En ne se fiant surtout pas au titre. Par exemple: L'énigme du retour. Il n'y a aucune énigme. Et ce retour n'est pas, comme nous le dit la critique, l'histoire d'un écrivain haïtien qui vit à Montréal et qui retourne en Haïti après la mort de son papa à New York. Le papa de Dany est mort il y a 25 ans; Dany est retourné 854 fois en Haïti depuis son exil. Ce livre-là est la somme de tous ses retours. Notez-le, c'est écrit «roman» sous le titre.

Ouvrons-le n'importe où: La jeune fille qui lisait à côté de moi un roman de Tanizaki descend à l'arrêt. Dites-vous bien qu'il n'y a jamais eu de jeune fille qui lisait un roman de Tanizaki.

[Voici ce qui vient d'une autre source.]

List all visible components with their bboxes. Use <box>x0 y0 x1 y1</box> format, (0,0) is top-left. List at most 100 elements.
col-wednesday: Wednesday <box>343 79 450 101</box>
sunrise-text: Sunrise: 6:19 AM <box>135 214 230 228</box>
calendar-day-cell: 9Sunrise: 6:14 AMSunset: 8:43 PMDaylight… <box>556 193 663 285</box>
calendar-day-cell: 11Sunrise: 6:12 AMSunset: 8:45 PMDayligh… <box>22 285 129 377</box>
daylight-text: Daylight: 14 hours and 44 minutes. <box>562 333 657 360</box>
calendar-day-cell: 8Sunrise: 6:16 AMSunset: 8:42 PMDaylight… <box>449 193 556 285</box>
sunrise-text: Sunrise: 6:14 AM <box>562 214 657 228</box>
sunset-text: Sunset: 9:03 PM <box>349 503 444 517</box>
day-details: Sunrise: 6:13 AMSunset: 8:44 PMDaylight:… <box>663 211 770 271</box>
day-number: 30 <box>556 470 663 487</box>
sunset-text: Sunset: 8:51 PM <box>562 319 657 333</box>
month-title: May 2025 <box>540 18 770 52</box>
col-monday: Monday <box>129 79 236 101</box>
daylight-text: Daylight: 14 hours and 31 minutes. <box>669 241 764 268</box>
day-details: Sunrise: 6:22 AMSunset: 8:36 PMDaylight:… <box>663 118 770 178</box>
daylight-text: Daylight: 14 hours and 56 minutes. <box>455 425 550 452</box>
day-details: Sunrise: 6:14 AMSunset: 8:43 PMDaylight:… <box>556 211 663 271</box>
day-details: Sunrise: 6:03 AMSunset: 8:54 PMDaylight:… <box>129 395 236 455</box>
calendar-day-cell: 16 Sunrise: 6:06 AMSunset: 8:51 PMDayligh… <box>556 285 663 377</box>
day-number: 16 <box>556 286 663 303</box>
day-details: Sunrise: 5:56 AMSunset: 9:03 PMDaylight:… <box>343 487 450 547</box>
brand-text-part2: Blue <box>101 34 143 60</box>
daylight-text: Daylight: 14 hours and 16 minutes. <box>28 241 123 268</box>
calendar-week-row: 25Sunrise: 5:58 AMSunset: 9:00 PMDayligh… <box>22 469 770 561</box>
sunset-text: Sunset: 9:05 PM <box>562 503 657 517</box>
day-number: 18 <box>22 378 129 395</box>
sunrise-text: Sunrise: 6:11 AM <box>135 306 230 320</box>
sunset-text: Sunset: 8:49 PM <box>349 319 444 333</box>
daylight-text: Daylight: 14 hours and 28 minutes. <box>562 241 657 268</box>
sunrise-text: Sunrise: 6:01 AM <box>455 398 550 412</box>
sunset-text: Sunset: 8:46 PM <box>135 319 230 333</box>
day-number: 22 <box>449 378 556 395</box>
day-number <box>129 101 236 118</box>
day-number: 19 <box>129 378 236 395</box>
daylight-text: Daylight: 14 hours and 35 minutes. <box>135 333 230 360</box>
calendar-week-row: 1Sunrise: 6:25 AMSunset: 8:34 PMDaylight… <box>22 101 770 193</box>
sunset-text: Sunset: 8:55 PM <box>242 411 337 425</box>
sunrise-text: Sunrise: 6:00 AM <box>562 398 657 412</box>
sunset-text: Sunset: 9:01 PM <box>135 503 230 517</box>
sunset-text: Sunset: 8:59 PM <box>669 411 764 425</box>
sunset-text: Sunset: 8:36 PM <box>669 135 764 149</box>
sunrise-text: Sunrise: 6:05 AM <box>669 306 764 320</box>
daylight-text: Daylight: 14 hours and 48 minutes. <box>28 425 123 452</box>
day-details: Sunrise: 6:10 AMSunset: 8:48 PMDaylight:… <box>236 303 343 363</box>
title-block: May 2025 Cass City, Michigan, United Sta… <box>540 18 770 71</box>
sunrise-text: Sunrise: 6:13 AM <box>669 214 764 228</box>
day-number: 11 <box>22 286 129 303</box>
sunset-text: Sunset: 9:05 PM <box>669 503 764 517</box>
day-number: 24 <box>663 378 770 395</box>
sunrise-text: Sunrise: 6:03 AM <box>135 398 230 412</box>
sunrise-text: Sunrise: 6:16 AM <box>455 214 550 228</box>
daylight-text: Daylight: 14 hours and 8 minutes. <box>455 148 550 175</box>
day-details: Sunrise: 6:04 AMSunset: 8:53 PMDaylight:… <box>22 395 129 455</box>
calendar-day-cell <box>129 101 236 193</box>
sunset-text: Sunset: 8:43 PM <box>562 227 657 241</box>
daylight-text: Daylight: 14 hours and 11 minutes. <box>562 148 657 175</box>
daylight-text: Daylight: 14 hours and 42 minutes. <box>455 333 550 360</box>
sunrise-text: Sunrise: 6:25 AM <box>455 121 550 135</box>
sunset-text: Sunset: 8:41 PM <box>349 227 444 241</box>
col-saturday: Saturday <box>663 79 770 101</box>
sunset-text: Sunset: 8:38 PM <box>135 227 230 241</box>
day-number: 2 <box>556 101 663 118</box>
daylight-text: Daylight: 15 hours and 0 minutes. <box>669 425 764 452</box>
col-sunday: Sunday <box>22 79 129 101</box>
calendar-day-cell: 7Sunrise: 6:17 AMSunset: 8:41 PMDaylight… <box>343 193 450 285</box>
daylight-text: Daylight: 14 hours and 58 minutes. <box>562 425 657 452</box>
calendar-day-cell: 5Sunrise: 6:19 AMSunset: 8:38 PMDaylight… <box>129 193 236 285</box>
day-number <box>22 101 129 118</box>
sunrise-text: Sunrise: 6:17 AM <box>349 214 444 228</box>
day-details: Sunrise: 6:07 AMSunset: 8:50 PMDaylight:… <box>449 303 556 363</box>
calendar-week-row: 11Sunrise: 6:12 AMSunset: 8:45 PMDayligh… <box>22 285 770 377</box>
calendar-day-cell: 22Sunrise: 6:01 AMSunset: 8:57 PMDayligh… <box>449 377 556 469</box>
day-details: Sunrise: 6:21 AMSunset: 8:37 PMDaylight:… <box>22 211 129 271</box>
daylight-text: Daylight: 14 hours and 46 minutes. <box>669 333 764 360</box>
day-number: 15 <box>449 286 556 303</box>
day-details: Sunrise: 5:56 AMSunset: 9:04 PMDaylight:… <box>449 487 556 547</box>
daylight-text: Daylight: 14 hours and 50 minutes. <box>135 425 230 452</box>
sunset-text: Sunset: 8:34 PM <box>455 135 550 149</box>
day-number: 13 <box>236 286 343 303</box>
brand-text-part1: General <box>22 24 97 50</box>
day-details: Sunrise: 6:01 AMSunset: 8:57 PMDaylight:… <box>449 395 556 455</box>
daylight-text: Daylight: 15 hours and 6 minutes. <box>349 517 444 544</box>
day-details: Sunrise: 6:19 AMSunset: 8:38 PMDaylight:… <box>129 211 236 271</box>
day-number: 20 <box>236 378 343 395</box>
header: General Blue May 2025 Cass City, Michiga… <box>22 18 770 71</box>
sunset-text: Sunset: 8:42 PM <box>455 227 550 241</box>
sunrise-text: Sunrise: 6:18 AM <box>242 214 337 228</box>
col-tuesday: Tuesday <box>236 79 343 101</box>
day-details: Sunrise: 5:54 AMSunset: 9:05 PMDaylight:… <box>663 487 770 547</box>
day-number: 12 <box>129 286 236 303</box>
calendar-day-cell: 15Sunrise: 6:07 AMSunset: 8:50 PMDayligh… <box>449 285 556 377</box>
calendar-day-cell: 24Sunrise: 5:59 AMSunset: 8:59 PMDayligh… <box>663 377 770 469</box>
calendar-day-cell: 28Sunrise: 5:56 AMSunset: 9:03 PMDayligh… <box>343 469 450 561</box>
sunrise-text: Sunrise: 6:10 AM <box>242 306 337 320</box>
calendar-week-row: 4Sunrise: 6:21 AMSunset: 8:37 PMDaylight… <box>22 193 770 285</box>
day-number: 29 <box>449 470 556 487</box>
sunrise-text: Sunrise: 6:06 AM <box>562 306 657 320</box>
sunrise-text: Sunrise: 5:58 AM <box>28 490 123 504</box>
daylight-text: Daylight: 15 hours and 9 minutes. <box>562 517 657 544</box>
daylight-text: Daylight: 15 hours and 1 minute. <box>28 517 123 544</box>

Dans la vraie vie, c'est Laferrière qui lit Tanizaki. L'action se poursuit. La jeune fille, qui a oublié son livre sur le siège, est déjà dans les bras du jeune homme qui l'attendait sur le quai. L'écrivain, lui, n'attendait que cela pour écrire ce qui suit: Le livre, comme le train, n'a servi qu'à l'amener à lui.

Pourquoi lire un roman? Exactement pour ça. Ça quoi? L'é-cri-ture. Il n'y a pas d'autre énigme que celle-là dans le livre de Laferrière. Pas son père, pas Haïti, pas Aimé Césaire. L'é-cri-ture.

Si mon hypothèse est exacte, dit Lévi-Strauss, l'écriture à des fins désintéressées en vue d'en tirer des satisfactions intellectuelles et esthétiques (la lecture, donc) est bien secondaire.

Notez que Laferrière ne dit pas autre chose dans le paragraphe de la jeune fille qui a oublié Tanizaki dans le train. La littérature, bof, juste pour passer le temps en attendant de serrer dans nos bras ceux qu'on aime. Sauf que, ce disant, il nous donne à lire un bijou.

Tout comme Lévi-Strauss, qui écrit que l'écriture c'est nul, sauf qu'il l'écrit sublimement. Il disait aussi haïr les voyages; il n'a fait que ça toute sa vie, voyager. Bref, les écrivains racontent n'importe quoi. Mais on s'en crisse. La littérature, elle, est toujours vraie.